Sırf bu yüzden doğru düzgün bir şey de yiyememiştim. Abim "aşık mı oldun lan ergen" diye dalga geçmişti. Sonra annemin şüpheyle süzen bakışlarına maruz kalmıştım ve ne aşkı diye cırlarken neredeyse ağlayacaktım. Ama cidden, ne aşkı? Jongin'i düşünmeden saniye geçiremezken, yaptıklarımızı düşünürken, yapacağımız yeni şeylerin hayalini kurarken ve aynı vakit yüz yüze gelmemek için kendimi eve kapatmışken, yaklaşmakta olan doğum günümde ne alacağını merak ederken ve onu çoktan özlemişken, öpücüklerinin ıslaklıklarını yüzümde hissetmeyi yeğlerken ne aşkı? Aşk ne?
Of sıcaklık bastı ya.
Artık bir şeyi yapmadan önce iki kere düşünmem gerekiyordu. Bunu geceleri rahatça uyuyabilmek için yapmalıydım, aksi halde tam uykuya dalacakken beynim oyununu oynayıp en utandığım, en saçmaladığım, en "of ne malmışım" dediğim anların kolajını önüme seriyor ve böyle uykum kaçıyordu.
Ne malım.
İç geçirerek hareketsiz durdum dakikalarca. Gözümde gram uyku yoktu, gram. Görüş açımdaki tavanda bile uykumu kaçıran baş kişinin silüeti vardı. Acaba onu gün boyu görmediğim için mi uyuyamıyordum? Sesini de duymamıştım. Öpücük almamıştım. Kokusunu çaktırmadan içime çektiğim herhangi bir an da yoktu. Dokunamamıştım! Jongin bana bir şeyler yapıyordu ve yeterince uykusuzdum. Ama uykumu biraz daha kaçıracak bir ses duydum.

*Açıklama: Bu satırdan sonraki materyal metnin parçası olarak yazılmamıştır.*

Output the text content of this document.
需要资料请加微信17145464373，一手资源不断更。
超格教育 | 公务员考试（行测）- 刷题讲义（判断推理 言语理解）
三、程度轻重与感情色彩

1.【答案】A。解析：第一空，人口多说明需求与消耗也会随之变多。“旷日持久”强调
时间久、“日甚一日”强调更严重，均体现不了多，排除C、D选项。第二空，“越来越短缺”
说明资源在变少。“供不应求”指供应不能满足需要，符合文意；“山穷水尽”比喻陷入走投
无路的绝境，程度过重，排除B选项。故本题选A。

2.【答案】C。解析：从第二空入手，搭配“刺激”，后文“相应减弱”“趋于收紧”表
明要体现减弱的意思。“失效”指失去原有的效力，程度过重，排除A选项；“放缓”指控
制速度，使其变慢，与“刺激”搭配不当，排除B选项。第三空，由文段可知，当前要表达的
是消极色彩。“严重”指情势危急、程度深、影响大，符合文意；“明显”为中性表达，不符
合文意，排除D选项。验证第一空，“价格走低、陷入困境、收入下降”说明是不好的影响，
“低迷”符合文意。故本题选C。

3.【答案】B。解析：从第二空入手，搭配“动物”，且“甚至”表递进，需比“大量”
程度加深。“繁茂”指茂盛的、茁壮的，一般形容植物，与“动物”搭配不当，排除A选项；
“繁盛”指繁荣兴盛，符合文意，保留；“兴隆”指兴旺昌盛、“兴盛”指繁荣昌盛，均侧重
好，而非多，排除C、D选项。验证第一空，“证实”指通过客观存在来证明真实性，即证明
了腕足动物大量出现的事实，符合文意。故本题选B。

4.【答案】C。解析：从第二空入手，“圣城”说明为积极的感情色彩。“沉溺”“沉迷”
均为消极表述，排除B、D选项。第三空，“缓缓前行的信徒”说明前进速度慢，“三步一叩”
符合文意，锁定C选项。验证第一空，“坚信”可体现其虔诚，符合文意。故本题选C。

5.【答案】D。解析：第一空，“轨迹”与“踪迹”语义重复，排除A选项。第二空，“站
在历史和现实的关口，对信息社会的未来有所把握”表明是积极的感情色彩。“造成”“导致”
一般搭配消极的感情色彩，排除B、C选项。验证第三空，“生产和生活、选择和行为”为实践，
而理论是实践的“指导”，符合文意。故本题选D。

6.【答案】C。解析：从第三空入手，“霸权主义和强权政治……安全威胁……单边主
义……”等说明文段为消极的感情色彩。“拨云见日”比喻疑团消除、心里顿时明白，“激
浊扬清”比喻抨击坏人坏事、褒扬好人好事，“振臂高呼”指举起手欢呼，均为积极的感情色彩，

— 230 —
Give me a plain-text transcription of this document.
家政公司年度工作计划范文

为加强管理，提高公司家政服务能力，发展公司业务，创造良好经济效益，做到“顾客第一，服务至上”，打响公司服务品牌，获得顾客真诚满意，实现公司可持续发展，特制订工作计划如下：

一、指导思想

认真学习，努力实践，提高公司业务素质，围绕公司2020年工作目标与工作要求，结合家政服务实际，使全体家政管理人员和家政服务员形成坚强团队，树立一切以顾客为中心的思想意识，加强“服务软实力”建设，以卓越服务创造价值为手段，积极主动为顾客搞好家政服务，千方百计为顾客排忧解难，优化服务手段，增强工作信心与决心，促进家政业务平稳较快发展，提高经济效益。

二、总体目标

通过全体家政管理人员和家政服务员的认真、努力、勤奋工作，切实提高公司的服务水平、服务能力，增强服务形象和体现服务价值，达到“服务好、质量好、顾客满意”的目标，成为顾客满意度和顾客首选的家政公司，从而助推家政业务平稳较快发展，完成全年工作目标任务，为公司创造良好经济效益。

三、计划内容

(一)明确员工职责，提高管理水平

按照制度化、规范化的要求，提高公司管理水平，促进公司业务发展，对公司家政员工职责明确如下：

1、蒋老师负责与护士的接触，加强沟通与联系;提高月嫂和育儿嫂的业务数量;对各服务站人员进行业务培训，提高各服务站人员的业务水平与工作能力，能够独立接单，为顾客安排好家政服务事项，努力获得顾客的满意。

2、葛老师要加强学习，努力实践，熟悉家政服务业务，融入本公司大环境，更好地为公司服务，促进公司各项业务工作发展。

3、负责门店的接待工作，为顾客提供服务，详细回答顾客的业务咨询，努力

Yüzümü sesin geldiği yöne çevirdim direkt. Kapalı tül ve camın oradan geliyordu. Bir hırsızımız eksik diyecektim ama birkaç saniye almadı cama tıklatılması. Lan dedim içimden. N'oluyor? Ayaklanıp temkinli adımlarla o tarafa yürüdüm. Parkenin hafiften gıcırdaması sinirimi bozdu bi', başka bir sorun yoktu. Hayır bir dakika, asıl sorun Jongin'in camımın önünde olmasıydı!?
"Ne işin var senin burada?!"
Tülü ve camı şaşkınlık içinde nasıl açtım bilmiyorum. Bir an beynimin bir oyunu mu diye düşünmedim değil, kafayı yemiş bu çocuk. Kanlı canlı çizgili pijamalarıyla karşımdaydı. Kafamı pencereden uzatıp aşağı baktığımda duvara merdiven dayadığını görmüştüm. Hiç mi korkusu yok?!
"Civcivin teki gün boyu beni ne aradı ne sordu, ne de yanıma geldi."
Alıngan bir ses tonuyla konuştu. Tanrı'm!